The Energy and Transportation segment caters to a wide array of end markets. The segment revenue grew 11% year-on-year to $6.3 billion, as a result of solid growth across all applications except Industrials. The was mainly due to increased demand for its reciprocating engines, aftermarket parts, gas powered applications, improved rail traffic and recent acquisitions in rail services. We expect these trends to carry over into 2019 and drive the segment’s revenue. However, the recent oil price fluctuations, coupled with the Permian basin takeaway constraints, should slightly dampen the demand for its well servicing applications. Consequently, we expect this segment to grow by nearly 8% y-o-y to about $20.6 billion in 2019.

Construction Industries revenue was up 8% year-on-year to $5.7 billion, forming nearly 40% of the company’s net revenues.

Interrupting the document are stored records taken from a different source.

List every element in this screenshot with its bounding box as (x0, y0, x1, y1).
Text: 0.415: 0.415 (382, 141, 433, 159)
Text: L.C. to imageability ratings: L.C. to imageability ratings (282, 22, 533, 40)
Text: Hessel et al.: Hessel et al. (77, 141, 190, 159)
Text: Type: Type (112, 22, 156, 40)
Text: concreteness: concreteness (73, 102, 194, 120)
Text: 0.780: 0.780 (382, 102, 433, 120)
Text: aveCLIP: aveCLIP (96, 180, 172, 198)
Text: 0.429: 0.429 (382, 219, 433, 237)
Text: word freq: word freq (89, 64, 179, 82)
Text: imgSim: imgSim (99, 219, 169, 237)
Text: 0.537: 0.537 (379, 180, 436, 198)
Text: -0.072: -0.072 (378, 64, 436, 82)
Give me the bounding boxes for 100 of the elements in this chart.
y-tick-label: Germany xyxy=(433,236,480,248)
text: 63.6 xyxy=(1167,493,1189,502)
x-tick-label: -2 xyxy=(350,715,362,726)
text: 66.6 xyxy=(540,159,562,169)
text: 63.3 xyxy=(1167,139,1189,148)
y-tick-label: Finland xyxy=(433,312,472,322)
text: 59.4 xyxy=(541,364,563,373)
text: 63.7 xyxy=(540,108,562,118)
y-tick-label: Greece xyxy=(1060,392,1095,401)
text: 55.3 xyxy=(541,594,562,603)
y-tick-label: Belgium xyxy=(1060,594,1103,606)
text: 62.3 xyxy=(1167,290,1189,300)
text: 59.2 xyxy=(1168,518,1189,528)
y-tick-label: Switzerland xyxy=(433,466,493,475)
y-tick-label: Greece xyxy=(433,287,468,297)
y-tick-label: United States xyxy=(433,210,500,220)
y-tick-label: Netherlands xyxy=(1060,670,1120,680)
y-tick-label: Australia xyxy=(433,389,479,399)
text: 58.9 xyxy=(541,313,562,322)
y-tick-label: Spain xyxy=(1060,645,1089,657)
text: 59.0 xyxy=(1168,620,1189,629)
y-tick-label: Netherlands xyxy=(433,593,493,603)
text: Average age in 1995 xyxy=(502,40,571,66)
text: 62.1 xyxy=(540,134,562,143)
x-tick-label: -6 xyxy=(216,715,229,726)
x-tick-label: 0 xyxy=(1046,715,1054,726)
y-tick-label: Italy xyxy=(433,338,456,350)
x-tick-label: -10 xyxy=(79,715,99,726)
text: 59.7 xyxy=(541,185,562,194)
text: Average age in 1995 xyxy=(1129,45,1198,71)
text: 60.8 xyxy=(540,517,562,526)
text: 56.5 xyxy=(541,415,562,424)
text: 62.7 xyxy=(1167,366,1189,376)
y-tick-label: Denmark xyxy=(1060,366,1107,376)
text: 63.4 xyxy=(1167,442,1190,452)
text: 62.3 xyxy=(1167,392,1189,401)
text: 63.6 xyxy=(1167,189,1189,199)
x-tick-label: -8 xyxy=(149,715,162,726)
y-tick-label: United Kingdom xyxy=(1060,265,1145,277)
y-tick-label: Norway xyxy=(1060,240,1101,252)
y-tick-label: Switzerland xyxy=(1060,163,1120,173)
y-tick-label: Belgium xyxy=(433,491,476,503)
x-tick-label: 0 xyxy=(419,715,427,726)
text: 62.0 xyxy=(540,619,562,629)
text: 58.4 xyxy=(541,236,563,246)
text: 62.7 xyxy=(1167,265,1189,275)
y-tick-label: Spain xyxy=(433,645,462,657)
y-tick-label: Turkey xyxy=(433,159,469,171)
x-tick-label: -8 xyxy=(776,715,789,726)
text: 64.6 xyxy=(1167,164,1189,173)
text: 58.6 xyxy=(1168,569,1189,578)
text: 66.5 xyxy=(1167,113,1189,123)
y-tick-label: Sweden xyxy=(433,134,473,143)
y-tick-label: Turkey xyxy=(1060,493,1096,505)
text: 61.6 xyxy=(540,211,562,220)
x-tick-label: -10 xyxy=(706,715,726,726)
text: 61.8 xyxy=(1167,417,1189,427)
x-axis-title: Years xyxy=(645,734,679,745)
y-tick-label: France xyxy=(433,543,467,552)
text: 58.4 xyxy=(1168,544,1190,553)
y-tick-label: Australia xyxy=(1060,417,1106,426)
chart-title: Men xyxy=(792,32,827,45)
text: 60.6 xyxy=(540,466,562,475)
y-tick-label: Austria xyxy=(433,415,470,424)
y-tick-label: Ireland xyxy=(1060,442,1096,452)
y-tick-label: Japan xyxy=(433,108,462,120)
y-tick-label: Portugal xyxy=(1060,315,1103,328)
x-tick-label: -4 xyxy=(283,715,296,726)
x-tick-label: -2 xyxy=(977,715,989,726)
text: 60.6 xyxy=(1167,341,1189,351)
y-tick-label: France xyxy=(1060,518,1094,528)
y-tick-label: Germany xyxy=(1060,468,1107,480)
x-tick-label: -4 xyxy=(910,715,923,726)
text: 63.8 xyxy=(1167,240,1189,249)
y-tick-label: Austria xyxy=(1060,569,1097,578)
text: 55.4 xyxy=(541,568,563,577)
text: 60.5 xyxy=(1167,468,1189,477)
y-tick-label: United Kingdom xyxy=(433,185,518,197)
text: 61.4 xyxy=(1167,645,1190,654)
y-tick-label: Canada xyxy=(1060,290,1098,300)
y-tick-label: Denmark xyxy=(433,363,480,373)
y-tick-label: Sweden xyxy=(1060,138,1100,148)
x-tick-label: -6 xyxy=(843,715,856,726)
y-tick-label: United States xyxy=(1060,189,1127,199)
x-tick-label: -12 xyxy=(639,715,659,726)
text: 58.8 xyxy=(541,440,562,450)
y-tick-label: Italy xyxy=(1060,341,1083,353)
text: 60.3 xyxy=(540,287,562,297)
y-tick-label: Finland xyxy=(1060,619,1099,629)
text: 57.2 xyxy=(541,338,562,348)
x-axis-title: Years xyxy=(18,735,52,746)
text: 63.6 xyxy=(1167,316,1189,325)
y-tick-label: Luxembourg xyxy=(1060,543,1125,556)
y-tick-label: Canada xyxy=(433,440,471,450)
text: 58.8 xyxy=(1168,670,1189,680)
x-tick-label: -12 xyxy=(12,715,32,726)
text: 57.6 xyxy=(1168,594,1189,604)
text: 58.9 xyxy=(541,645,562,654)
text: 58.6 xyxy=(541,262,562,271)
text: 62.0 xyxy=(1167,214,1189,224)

The strong performance was as a result of the robust demand for its products across North America and EMEA, coupled with significant investments in nonresidential construction, infrastructure, and oil & gas related projects. However, subdued demand from China – largely driven by trade war tensions – and Latin America slightly dampened the segment performance. China accounts for roughly 15% of overall construction industries sales, and we expect this ongoing trade dispute to slightly dampen the segment’s outlook in 2019. Nevertheless, the improved macroeconomic conditions in the U.S. should not only drive increased construction spending, but also boost the housing market. Further, the company believes continued pipeline construction and substantial infrastructure spending – at both local and state levels – should drive 2019 results.